Removing Bottlenecks with Rescale: Customer Interview with Resolved Analytics

We sat down with customer Stewart Bible, co-founder of boutique engineering consulting firm Resolved Analytics, to talk about how his company uses Rescale, their motivation for computing on the cloud, and their plans for the future. Read the conversation below to hear how they’re using Rescale to remove computational bottlenecks and expand their client-serving abilities.

Q: Can you start by introducing yourself, your company, and your line of business?
A: My name is Stewart Bible and I’m one of the co-founders and a principal engineer at Resolved Analytics. We’re a boutique computational engineering and optimization consultant firm where we help customers improve product and process performance with CFD, finite element analysis, and other dynamical simulation tools.
Q: Can you describe your simulation needs and your computing environment before you started using Rescale?
A: Our simulation needs fluctuate depending on the number of customers that we have at any one time and the computational demands that the customers’ problems require. That’s why we find the cloud particularly interesting and useful: because one month we may need 64 processors to run two big problems or 128 processors to run a few big problems, and then the next month we have very low requirements. Owning a stand-alone software license capable of handling the highest workloads  doesn’t make a whole lot of sense during those months when you only need 8 or 16 processors because it ends up being a stranded asset. Our internal capability before Rescale was 16 processors.
Q: You kind of touched on this, but can you describe the pain points that led you to consider Rescale?
A: We ran the cost analysis on last year’s compute requirements and projected 2017 compute requirements. If you add up all the licensing costs for executing those jobs solely internally versus some internally and some in the cloud, it makes economic sense for us to run in the cloud. Plus, 16 processors just doesn’t get a complex multi-physics problems done very quickly. You need 64 or 128 processors.
Q: How do you use Rescale today?
A: So far we’ve used STAR-CCM+, and we found it very convenient. I was surprised at the ease of setup and how easy it was to get going. In the future, we plan to explore the new ANSYS partnership and probably a lot more open software like OpenFOAM.
We don’t have a typical workload. It varies a lot. We’re a small company. We’re only three people, so sometimes it’s very busy with four or five customer projects and we might have three or four simulations running at a time. We can run some of it internally, but then we run into the issue where all our licenses and processors are taken up and we need to run something in the cloud. The cloud knocks off the peaks of the demand for us. We’re using it for overflow and big jobs that we can’t run here.

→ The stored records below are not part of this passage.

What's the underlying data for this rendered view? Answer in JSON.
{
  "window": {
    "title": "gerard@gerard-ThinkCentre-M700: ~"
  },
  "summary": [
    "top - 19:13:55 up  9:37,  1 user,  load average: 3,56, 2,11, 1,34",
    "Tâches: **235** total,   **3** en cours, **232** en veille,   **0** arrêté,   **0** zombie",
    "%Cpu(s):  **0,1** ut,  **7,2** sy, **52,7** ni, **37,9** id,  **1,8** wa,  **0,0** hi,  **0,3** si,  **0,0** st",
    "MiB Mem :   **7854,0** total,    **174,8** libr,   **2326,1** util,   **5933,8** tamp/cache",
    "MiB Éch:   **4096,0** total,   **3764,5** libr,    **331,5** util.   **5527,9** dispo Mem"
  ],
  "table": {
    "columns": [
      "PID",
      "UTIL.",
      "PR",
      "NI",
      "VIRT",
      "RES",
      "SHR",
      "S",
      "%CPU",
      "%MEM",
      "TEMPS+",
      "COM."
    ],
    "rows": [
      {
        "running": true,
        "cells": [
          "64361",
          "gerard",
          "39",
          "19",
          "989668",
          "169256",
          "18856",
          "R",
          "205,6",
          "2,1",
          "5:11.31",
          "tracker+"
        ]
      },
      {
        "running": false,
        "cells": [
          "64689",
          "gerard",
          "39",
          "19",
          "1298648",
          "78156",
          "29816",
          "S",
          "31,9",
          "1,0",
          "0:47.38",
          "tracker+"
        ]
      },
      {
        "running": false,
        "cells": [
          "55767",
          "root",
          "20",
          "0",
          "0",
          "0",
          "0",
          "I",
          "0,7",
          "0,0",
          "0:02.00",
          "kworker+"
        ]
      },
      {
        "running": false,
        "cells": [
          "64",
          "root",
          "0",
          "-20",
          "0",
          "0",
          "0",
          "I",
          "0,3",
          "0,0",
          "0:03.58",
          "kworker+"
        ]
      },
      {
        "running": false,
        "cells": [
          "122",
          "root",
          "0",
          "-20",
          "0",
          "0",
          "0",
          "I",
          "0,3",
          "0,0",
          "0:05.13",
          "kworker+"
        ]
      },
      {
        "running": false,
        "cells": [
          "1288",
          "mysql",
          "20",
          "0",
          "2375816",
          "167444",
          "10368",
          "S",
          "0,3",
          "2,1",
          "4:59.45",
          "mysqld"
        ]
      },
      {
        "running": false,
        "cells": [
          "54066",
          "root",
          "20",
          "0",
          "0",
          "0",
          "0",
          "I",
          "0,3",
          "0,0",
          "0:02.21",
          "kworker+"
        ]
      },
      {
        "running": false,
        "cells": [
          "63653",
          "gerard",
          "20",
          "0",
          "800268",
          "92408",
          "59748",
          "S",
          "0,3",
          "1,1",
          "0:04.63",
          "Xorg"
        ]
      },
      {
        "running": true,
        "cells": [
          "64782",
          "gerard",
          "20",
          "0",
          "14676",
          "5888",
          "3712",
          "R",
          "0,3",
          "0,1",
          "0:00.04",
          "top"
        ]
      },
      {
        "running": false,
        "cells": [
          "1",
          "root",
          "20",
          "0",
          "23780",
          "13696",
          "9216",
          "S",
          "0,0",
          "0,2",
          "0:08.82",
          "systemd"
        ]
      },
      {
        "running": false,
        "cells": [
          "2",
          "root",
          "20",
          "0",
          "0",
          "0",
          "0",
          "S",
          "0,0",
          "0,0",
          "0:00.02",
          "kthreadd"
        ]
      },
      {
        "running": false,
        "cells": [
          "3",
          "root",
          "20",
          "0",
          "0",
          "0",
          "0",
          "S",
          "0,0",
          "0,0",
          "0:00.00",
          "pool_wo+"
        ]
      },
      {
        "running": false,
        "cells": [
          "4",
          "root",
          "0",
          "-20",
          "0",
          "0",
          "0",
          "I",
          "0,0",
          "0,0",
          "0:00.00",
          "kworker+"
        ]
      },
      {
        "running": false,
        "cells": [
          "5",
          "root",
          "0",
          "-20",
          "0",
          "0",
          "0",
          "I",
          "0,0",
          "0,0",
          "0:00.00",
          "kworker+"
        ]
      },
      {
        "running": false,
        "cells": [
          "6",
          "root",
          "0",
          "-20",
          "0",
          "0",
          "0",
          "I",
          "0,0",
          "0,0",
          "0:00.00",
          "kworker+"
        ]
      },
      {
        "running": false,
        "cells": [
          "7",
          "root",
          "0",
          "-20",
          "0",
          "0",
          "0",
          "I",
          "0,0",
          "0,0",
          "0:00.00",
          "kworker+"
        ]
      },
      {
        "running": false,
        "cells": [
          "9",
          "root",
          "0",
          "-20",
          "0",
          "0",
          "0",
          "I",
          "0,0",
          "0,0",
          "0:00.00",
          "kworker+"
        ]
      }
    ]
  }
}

Q: How has using Rescale changed the way that you approach simulation overall?
A: I think 2017 is going to bring some changes. What I see potentially happening in 2017 is that we reserve our 8 or 16 cores here to run the hard problems that require STAR-CCM+ and we run some of our more basic CFD analysis (for example, external aerodynamics) on OpenFOAM on Rescale resources. Another thing I see happening is that we used to be very conservative or picky about how many processors we would run a problem on because we might have three or four problems going and no one job was more important than the other three clients’ jobs so we would partition those equally. It’s always a pain in the butt to have to run on fewer processors than you’d want. Now that we have access to as many processors as we want, we’re just going to throw a lot of processors at jobs and get them done so much more quickly, and we’ll be able to run many more iterations on trials and optimization because we’re doing it that way. It’s taken the high capital requirements out of being able to run things on a lot of processors.
Q: It sounds like what’s really important to you is the ability to scale out and to have elastic resources available to you, but is there anything else that you really like about Rescale?
A: Versus the other simulation platforms, I found that Rescale was amongst the easiest to use.
Q: How do you expect your use of Rescale to impact your business?
A: It’s definitely going to allow us to have and to advertise greater capabilities, and it’s also going to allow us to have a better bottom line and cost savings. I see Rescale or any other cloud provider being a long-term part of our business.  Cloud computing allows us to cost-effectively execute the most complex simulations, and we’ll be able to help more clients because we have access to supercomputing resources.